Dahmer

Monster: The Jeffrey Dahmer story (Netflix by Ryan Murphy, Ian Brennan)

A série é para quem tem nervos. Isso posso dizer incialmente, mas o que mais assusta para além da figura do canibal é como lidamos com nossos traumas, o fanatismo, a religião, fake news e o senso comum. Tudo isso no caldeirão de ácido de Dahmer nos assusta e nos apavora ainda mais. Estamos também na época da AIDS. A série tem um grande mérito em não estimular as comparações entre a fixação compulsiva e maníaca (tornas suas vítimas em escravos sexuais e zumbis para satisfação e poder) de Dahmer à homossexualidade. Advoga, para nosso favor, que sua sexualidade era apenas um componente de sua sociabilidade. Neste sentido, a série faz uma verdadeira investigação do porquê Dahmmer era assim. Corrobora também a vontade inicial do pai (como sempre assume a culpa da falha no filho, mas acaba resvalando na mãe) e da mãe, ao exigir o estudo científico do cérebro de Jeff Dahmer.

Para quem já assitiu a série, a figura de Glenda tem um papel muito importante da ação narrativa e da história em si sobre o canibal americano. Aliás ela desencadeia um pequeno movimento em torno da ação policial – vez que ela denunciou várias vezes as ações suspeitas do vizinho canibal – bem como em nome das mais de 17 vítimas do assassino. A corrupção é um outro assunto que transversaliza bem o preconceito e inação policial.

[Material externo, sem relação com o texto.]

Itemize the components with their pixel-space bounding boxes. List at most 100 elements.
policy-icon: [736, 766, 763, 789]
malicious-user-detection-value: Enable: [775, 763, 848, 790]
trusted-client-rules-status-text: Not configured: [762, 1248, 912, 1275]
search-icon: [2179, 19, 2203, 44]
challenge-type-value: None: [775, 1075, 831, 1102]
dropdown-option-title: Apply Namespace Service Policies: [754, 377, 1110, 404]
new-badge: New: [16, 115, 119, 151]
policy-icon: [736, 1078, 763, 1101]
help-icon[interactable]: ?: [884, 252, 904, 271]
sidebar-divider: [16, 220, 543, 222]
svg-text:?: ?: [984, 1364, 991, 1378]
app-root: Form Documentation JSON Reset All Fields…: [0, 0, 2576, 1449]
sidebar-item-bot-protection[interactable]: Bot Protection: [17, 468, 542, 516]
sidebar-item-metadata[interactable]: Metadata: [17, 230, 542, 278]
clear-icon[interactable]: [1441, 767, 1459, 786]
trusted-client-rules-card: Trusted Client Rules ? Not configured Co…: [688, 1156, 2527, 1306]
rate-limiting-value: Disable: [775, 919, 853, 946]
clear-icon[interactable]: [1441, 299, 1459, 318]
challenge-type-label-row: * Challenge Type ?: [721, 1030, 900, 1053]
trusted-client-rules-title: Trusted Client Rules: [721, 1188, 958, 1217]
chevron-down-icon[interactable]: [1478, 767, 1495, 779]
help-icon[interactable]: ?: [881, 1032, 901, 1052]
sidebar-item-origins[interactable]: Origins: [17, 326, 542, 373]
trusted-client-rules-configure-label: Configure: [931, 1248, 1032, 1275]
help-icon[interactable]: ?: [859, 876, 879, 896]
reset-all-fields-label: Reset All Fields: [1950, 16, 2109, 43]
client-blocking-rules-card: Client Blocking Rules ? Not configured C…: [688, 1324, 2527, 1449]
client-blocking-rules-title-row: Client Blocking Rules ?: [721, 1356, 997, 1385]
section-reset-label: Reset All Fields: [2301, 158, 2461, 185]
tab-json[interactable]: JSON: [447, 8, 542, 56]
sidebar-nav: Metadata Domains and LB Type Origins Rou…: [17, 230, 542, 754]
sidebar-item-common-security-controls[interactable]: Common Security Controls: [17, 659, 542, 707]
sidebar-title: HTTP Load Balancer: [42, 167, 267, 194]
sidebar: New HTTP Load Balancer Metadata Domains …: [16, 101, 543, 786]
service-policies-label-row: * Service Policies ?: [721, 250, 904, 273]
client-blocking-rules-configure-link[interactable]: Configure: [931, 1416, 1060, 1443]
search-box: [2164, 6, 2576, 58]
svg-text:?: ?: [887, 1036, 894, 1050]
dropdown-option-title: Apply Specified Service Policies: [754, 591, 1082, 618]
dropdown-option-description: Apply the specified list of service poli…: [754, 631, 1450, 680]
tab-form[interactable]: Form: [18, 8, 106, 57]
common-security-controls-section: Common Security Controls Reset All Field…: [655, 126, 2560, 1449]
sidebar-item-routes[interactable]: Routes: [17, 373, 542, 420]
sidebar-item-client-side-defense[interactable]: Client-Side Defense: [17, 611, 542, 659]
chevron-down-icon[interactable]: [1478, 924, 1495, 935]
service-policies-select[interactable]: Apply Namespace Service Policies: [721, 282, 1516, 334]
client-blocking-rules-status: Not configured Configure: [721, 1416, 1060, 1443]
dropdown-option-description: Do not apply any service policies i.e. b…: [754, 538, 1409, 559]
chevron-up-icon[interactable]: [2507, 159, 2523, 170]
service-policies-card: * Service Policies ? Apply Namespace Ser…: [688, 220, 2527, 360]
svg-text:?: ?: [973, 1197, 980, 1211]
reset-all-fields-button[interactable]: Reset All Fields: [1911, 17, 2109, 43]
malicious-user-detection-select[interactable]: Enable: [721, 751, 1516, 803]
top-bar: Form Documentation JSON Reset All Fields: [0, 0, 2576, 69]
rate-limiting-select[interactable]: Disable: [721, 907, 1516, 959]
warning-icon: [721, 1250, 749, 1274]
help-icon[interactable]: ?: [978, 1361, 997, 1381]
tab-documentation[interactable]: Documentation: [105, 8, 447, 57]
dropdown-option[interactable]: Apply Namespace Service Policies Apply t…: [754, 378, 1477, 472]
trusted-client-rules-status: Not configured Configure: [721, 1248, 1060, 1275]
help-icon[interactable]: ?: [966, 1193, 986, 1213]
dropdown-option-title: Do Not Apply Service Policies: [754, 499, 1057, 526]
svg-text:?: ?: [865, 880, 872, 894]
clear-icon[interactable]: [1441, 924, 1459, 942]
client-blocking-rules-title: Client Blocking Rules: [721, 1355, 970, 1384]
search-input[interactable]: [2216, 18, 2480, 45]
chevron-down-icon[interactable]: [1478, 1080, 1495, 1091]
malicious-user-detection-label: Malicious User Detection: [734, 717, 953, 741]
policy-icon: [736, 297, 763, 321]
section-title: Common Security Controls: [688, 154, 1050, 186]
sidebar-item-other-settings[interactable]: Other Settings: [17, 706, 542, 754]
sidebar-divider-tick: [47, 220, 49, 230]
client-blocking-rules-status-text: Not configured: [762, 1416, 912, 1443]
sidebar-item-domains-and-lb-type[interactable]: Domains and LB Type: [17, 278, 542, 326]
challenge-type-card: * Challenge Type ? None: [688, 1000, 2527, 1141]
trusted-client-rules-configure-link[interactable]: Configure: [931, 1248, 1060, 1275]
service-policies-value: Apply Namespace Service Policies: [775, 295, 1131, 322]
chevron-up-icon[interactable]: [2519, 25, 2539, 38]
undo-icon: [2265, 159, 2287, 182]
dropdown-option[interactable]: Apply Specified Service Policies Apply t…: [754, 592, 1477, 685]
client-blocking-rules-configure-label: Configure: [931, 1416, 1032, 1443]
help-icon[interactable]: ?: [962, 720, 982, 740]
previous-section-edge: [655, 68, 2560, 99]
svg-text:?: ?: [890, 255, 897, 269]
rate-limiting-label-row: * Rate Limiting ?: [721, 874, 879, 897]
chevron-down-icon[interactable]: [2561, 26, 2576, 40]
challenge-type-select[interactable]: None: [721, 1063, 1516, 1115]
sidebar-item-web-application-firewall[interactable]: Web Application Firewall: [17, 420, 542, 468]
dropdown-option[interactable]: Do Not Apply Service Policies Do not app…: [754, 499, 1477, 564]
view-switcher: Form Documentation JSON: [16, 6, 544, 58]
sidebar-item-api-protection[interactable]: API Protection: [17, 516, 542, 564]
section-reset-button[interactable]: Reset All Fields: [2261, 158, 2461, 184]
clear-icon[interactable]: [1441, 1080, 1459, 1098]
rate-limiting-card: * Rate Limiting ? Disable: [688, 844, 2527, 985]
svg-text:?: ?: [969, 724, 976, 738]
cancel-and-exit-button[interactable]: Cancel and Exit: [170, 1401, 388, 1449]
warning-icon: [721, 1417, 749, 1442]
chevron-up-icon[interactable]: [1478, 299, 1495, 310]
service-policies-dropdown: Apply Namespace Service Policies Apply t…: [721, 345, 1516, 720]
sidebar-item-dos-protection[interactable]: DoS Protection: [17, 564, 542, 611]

Há também um forte engajamento do comunidade gay, latina e negra, principalmente esta última. Jeff era branco, que “escolhia” suas vítimas. A pergunta reverbera também dentro da gente: por quê?  

Clique aqui para ver o vídeo:

https://www.corrections1.com/serial-killer/videos/jeffrey-dahmers-last-interview-4YQcLdcsvIkEy8Px

Mais porquês também surgem por conta deste comportamento obsessivo. Somos levados pelas mãos de Ryan Murphy a acreditar piamente no intricado jogo que ele faz sobre a responsabilização dos pais. Especialmente sobre o pai, que oscila entre a culpa e o lucro sobre seu livro. Ele se aproveitou da história macabra de seu próprio filho para ajudar outras famílias ou queria apenas aproveitar o ensejo da fama do filho? Pasmem! Jeff Dahmer recebia cartas de fãs. Cartas fanáticas de admiração e de namoro também; até mesmo com dinheiro. A mídia se aproveitou também do ensejo. Quem se lembra do programa Geraldo? Por fim, quiseram leiloar os pertences de Jeff que estavam no prédio Oxford onde a maioria dos assassinatos ocorreram. Nossa, quanta especulação midiática e fanática orbitou sobre Dahmer. Teve até quadrinhos. A liberdade de expressão, neste momento, foi validada a qualquer custo.

Eu nem vou falar das cenas em que todo o modus operandi dele em relação às suas vítimas é mostrado. Tudo foi documentado, então, o exagero de Ryan Murphy chega a ser irrisório no que andei pesquisando. Há até um vídeo da entrevista dele, ao lado do pai, revelando os meandros de sua psicopatia. Tem até nome para isso, para este prazer em sentir as vísceras, ou no brilho delas. É simplesmente impressionante o tanto de coisas na cabeça de Dahmer.

A atuação de Evan Peters merece elogios não apenas pela semelhança física, mas pela composição da psique do mostro Dahmer. As pausas, a voz embargada mas suave, a postura quase teatral de seus gestos, o olhar que oscila entre o bom rapaz e a dúvida do medo e da ação canibal. Ao acompanhar a série você não cria nenhum sentimento de pena ou reconhece sua rendição ao aceitar Deus no seu coração. Aliás, Peter sempre nos faz questionar por quê, por quê. A figura quase dúbia, o andar que parece um balé só nos mostram o trabalho do autor para construir este execrável indivíduo cênico.

Por incrível que pareça eu não fiquei tão impressionado com a questão do canibalismo, pois a literatura trata disso em alguns romances bem conhecidos (Robinson Crusoé)  – para trazer à tona questões de cultura e inferioridade. O assunto também é cultural, eis que algumas tribos o faziam em rituais próprios e tudo o que já conhecemos. Não a naturalizo. Mas o que me angustiou o tempo todo era o limite entre o são e o doentio; nós do outro lado julgando, mas participando do espetáculo. O fanatismo em relação a figura de Jeff e do outro lado as famílias enlutadas pela tragédia, medo, trauma e preconceito. Tão é esta minha impressão que logo no final, vemos a luta de Glenda ter sido em vão.  

No final, ficamos cheio de perguntas. Mas aí, uma ricocheteia na cabeça: será que o assassino de Jeff Dahmer agiu em nome de Deus?